If xy = e^(x-y), then the value of \(\frac{dy}{dx}\) at (1, 1) is :

• A. \(\frac{1}{2}\)
• B. 0
• C. \(\frac{1}{8}\)
• D. 1

Answer 1

The Correct Option is B

Given the equation \(xy = e^{(x-y)}\), we want to find \(\frac{dy}{dx}\) at the point (1, 1). Start by differentiating both sides of the equation with respect to \(x\). On the left, use the product rule: \(\frac{d}{dx}(xy) = x\frac{dy}{dx} + y\). On the right, differentiate \(e^{(x-y)}\) using the chain rule: \(\frac{d}{dx}(e^{(x-y)}) = e^{(x-y)}\left(1 - \frac{dy}{dx}\right)\). Thus, the differentiated equation is:

\[ x\frac{dy}{dx} + y = e^{(x-y)}\left(1 - \frac{dy}{dx}\right) \]
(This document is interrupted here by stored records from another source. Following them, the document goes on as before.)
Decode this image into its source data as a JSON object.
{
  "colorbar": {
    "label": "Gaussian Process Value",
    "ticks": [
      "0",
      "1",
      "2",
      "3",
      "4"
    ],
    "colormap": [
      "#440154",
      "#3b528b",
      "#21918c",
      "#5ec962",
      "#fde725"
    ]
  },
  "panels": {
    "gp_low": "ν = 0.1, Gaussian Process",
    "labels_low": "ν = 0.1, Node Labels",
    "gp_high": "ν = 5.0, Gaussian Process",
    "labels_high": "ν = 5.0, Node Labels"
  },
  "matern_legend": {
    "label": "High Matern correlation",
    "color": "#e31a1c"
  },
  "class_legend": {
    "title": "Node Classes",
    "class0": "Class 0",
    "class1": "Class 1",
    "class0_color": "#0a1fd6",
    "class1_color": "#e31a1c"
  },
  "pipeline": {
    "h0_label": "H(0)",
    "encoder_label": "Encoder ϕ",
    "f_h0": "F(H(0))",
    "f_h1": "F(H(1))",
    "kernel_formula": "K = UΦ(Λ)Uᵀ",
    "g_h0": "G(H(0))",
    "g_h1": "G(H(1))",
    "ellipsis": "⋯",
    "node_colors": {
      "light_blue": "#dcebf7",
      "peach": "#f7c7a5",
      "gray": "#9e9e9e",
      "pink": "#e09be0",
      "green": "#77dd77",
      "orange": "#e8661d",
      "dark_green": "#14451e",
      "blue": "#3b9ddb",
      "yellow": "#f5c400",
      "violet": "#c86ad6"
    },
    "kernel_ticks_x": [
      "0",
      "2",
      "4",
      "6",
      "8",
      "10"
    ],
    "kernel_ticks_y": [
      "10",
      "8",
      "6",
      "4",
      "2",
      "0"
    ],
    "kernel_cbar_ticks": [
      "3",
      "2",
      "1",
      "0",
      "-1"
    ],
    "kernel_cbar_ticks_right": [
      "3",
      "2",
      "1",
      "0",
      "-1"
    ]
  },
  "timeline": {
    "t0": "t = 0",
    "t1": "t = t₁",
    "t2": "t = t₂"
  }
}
Substitute \(x = 1\) and \(y = 1\) into the equation:

\[ 1\cdot\frac{dy}{dx} + 1 = e^{(1-1)}\left(1 - \frac{dy}{dx}\right) \]

Simplify to obtain:

\[ \frac{dy}{dx} + 1 = 1 - \frac{dy}{dx} \]

Combine similar terms:

\[ 2\frac{dy}{dx} = 0 \]

Thus, \(\frac{dy}{dx} = 0\).

Therefore, the value of \(\frac{dy}{dx}\) at (1, 1) is 0.